Auteur : Sabahattin Ali
Traducteur : Jean Descat
Date de saisie : 20/04/2007
Genre : Romans et nouvelles - étranger
Editeur : Serpent à Plumes, Paris, France
Collection : Fiction étrangère
Prix : 19.00 € / 124.63 F
ISBN : 978-2-268-06131-3
GENCOD : 9782268061313
Sorti le : 15/03/2007
À la fin de la Première Guerre mondiale, le père de Raif Efendi, producteur de savon, l'envoie à Berlin pour y apprendre le métier. Le jeune Turc s'éprend de l'image d'une femme, celle d'une certaine Maria Puder dont il admire l'autoportrait au cours d'une exposition, un tableau intitulé La Madone au manteau de fourrure en raison de la ressemblance avec la Madonna d'Andréa dei Sarto. Fasciné par sa beauté et son port de reine, il tombe fou amoureux de Maria sans jamais l'avoir vue.
Quelques jours avant sa mort, il apprend la vérité sur le sort de sa «madone»...

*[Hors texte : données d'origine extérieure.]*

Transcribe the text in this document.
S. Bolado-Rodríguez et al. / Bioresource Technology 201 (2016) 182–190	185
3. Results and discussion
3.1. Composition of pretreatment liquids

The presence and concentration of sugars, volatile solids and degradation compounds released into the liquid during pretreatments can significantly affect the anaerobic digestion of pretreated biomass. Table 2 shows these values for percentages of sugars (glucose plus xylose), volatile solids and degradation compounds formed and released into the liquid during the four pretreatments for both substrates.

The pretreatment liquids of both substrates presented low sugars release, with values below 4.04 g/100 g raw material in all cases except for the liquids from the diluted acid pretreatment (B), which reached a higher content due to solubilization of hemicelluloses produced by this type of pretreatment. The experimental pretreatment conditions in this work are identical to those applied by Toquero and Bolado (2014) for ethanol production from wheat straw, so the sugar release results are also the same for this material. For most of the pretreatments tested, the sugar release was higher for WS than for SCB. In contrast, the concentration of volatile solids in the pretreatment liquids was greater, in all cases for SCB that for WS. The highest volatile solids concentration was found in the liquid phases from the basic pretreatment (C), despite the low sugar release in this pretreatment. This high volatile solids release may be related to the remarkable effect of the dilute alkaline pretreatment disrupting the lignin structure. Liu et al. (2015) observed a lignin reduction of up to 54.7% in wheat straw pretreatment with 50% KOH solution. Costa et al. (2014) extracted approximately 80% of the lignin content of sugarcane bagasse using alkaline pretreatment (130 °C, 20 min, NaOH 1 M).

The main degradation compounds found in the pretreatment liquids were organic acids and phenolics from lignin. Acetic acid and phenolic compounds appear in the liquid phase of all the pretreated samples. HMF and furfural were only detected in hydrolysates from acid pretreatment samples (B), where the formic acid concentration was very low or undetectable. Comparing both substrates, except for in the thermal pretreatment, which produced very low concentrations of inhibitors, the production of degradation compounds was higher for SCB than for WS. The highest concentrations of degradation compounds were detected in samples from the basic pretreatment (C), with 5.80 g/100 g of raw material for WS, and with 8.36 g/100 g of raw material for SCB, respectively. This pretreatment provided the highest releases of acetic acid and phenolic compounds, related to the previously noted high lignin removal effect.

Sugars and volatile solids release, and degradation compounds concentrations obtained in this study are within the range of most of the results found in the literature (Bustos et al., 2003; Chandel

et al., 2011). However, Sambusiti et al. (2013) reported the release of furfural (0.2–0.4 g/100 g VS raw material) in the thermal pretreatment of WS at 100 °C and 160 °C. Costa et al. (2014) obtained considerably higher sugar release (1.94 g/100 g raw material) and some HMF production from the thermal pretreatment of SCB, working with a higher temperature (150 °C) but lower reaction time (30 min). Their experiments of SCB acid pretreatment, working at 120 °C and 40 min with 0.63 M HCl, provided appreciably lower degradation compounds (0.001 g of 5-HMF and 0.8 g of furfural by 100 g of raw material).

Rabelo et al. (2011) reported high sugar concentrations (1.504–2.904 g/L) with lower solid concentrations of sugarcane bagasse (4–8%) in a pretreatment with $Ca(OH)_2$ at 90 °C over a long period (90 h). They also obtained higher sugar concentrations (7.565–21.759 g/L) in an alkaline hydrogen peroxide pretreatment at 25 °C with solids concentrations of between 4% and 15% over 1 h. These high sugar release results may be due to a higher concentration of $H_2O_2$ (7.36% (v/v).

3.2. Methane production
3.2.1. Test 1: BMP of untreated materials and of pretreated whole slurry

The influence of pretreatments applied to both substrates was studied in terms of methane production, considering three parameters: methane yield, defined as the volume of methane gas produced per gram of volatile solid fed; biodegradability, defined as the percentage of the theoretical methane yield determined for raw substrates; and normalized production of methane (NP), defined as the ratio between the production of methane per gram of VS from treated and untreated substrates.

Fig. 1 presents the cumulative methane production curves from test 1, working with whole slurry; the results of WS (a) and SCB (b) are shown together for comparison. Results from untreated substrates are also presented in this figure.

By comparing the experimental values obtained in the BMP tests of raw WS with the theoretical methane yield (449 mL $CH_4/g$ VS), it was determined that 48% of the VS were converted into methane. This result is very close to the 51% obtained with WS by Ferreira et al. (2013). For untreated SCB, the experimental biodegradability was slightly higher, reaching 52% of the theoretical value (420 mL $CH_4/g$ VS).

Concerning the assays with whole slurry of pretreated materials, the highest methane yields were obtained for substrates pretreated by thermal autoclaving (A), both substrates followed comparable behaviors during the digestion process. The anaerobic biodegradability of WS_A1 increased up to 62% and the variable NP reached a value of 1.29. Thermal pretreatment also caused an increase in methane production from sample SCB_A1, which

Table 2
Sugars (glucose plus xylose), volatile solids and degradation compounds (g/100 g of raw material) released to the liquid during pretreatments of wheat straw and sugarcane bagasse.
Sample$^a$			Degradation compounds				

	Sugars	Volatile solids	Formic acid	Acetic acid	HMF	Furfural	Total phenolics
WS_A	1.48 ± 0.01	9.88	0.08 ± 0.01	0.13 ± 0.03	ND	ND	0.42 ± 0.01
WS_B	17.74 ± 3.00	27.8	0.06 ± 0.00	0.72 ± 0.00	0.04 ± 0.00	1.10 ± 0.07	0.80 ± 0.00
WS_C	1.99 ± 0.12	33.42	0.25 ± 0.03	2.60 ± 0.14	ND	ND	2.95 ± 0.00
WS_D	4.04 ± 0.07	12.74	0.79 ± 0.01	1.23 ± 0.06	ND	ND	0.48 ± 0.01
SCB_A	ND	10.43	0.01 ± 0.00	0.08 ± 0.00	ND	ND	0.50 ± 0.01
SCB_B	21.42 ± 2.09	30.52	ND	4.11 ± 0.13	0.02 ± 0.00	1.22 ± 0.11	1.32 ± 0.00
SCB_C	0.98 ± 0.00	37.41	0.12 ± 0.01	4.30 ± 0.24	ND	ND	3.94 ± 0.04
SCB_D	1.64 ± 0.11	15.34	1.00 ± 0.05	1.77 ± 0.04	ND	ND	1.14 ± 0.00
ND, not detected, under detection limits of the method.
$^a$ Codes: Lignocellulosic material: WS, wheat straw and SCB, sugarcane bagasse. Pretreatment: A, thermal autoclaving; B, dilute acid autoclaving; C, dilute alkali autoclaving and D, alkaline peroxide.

Traduit du turc par Jean Descat
Né en 1906 dans la région de Gumuldjiné, Sabahattin Ali publie ses premières nouvelles dans les années 30, dans une revue dont le secrétaire de rédaction n'est autre que Nazim Hikmet. Le romantisme brumeux de ses premiers essais cède progressivement la place à l'observation réaliste et à la révolte sociale. À la suite d'un écrit satirique critiquant Atatürk, il est accusé de propagande, emprisonné, et perd son poste de professeur d'allemand. Il devient la cible des nationalistes turcs après la parution de son second roman Le diable qui est en nous en 1940. En 1948, il est assassiné alors qu'il tentait de fuir vers la Bulgarie.
DE TOUS les êtres que j'ai rencontrés au cours de ma vie, aucun, probablement, ne m'a autant marqué. Plusieurs mois ont passé, mais son image reste toujours aussi fortement ancrée en moi. Quand je suis seul, je revois le visage candide de Raif efendi, son regard un peu absent, mais qui s'efforçait toujours de sourire quand il croisait un autre regard. Certes, il n'avait rien de particulier, rien d'extraordinaire, on peut même dire que c'était quelqu'un de tout à fait banal, un de ces êtres que l'on croise tous les jours sans même les regarder, car ils ne suscitent aucune interrogation sur les aspects connus et inconnus de l'existence. Quand on les considère, on a souvent envie de dire : «Pourquoi diable ces gens-là existent-ils ? Qu'est-ce que la vie leur apporte ? Par quelle logique, pour quelle raison subtile sont-ils là, à respirer et à se mouvoir ?» Mais c'est parce que nous ne retenons que leur aspect extérieur ; il ne nous vient même pas à l'esprit que ces gens-là ont une tête et que cette tête, qu'ils le veuillent ou non, contient un cerveau condamné à fonctionner, et donc à engendrer un monde intérieur qui n'appartient qu'à eux. Nous constatons simplement que celui-ci ne se manifeste par aucun signe et nous en déduisons qu'ils n'ont pas de vie spirituelle : or, si nous étions plus curieux, ils pourraient bien nous réserver de bonnes surprises et nous révéler de véritables trésors. Mais l'homme est ainsi fait qu'il préfère se mettre en quête de ce qu'il s'attend à trouver. Il y aura toujours un héros pour descendre au fond d'un gouffre où l'on sait que vit un dragon, mais quel homme aura assez d'audace pour se glisser dans un puits dont le fond recèle un mystère ? Seul le hasard m'a permis de savoir qui était Raif efendi.